Let clear and tasted, slight hint of jalapeno, not much at all.

Add 4 more jalapenos, again no seeds and left for about 10 days

Racked off using a small piece of cheesecloth to keep the jalapeno pieces out of the tube. 

Tasted. Very nice, not too much heat but more than before.

For cooking, you could add more jalapenos, but for drinking I think it's just about right.

Tastes much better than the "hatch" chili wine she brought me the last time, it's got a bad chemical taste (but most of all store bought wine tastes like that to me anyway).

I'll be the only one drinking it so 24 bottles will last me a couple years before having to make more. 

All in all another experiment sucess


----------



## jmac (Nov 7, 2017)

Wow this is pretty adventurous.
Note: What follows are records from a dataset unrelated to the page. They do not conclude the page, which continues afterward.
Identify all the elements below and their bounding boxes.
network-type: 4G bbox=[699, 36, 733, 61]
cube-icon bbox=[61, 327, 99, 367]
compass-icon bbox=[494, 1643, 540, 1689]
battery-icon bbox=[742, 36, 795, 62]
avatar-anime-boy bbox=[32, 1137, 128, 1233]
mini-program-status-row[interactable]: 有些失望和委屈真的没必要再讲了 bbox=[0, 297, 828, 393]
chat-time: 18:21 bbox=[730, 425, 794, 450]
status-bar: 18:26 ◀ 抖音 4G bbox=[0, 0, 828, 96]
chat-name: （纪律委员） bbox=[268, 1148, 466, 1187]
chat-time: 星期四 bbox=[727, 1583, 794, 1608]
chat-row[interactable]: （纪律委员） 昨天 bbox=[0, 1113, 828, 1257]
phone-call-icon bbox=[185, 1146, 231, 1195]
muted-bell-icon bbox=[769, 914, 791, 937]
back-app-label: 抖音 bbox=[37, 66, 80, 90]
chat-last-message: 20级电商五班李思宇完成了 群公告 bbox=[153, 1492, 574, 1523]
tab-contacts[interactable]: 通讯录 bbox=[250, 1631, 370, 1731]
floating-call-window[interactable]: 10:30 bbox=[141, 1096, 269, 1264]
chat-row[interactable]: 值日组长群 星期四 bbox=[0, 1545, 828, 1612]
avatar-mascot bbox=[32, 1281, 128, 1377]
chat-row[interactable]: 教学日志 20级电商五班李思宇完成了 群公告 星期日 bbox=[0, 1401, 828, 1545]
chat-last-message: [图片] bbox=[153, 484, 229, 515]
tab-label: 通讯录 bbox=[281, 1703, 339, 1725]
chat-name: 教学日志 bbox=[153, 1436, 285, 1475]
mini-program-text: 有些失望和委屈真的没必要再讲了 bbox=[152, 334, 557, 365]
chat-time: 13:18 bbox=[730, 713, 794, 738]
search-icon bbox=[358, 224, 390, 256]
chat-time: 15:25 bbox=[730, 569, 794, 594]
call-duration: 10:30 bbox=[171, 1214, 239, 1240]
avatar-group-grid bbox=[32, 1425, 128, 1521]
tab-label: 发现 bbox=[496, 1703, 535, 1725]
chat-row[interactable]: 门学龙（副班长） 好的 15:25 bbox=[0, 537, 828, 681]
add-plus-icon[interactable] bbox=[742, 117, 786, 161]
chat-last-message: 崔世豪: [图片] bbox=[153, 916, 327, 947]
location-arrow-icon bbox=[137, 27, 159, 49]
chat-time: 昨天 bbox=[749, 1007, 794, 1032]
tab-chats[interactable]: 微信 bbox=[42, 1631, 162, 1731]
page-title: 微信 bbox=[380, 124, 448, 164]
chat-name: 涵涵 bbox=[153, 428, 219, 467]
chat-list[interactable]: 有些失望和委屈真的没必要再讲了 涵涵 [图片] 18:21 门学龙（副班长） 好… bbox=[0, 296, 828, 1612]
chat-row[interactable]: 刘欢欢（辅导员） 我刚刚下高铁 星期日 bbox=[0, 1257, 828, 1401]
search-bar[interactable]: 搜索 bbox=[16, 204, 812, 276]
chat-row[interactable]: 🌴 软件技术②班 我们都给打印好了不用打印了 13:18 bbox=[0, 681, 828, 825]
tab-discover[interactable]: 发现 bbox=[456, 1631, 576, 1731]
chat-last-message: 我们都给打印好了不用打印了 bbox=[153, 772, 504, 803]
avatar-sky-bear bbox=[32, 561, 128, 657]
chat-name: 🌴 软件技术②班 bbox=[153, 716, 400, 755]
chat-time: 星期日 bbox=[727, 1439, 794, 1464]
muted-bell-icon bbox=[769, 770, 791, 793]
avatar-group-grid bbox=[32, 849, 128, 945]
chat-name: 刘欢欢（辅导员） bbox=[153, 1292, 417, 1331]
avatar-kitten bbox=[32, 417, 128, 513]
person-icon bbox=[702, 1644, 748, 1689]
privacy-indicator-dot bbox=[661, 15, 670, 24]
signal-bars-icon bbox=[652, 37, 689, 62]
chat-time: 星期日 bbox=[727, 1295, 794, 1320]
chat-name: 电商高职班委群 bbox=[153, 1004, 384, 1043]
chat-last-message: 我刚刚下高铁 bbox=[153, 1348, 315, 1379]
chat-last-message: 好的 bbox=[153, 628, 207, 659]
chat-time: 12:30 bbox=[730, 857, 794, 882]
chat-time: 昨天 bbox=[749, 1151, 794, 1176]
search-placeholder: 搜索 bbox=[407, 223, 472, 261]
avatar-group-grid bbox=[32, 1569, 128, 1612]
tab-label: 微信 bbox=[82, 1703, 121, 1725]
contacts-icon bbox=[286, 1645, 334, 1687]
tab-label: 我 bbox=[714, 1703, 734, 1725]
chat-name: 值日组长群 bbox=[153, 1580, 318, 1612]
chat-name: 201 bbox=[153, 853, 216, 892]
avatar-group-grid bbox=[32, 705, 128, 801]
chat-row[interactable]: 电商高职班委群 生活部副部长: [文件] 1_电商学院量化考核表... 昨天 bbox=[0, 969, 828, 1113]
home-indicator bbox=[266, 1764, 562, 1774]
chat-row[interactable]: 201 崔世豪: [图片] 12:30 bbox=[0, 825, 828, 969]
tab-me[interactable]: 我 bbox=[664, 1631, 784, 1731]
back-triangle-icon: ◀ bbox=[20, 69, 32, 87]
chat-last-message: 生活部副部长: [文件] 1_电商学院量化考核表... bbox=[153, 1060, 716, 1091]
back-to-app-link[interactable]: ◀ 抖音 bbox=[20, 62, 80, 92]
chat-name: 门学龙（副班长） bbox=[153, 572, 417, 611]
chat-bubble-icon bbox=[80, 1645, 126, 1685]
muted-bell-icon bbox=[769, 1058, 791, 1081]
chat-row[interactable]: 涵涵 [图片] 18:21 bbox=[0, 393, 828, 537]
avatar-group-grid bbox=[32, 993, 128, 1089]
You're saying some heat did come through? And you can taste jalapeno behind it all?


----------



## dralarms (Nov 7, 2017)

jmac said:


> Wow this is pretty adventurous. You're saying some heat did come through? And you can taste jalapeno behind it all?




I taste the flavor of jalapeno, not too much heat. It will be a good sipping wine.


----------



## vacuumpumpman (Nov 8, 2017)

I might have to try this ! I really like jalapeno's


----------



## PandemoniumWines (Nov 8, 2017)

I once went to a winery in Georgia who made some jalapeno wine. I felt adventurous and tried it. After I stopped choking and crying, I discovered that my sinuses were completely cleared out! Not sure it was worth it, though, I had smoke coming out of my ears for about an hour.


----------



## dralarms (Nov 8, 2017)

PandemoniumWines said:


> I once went to a winery in Georgia who made some jalapeno wine. I felt adventurous and tried it. After I stopped choking and crying, I discovered that my sinuses were completely cleared out! Not sure it was worth it, though, I had smoke coming out of my ears for about an hour.




There was entirely too much jalapeno in it.


----------



## PandemoniumWines (Nov 8, 2017)

Just a tad.


----------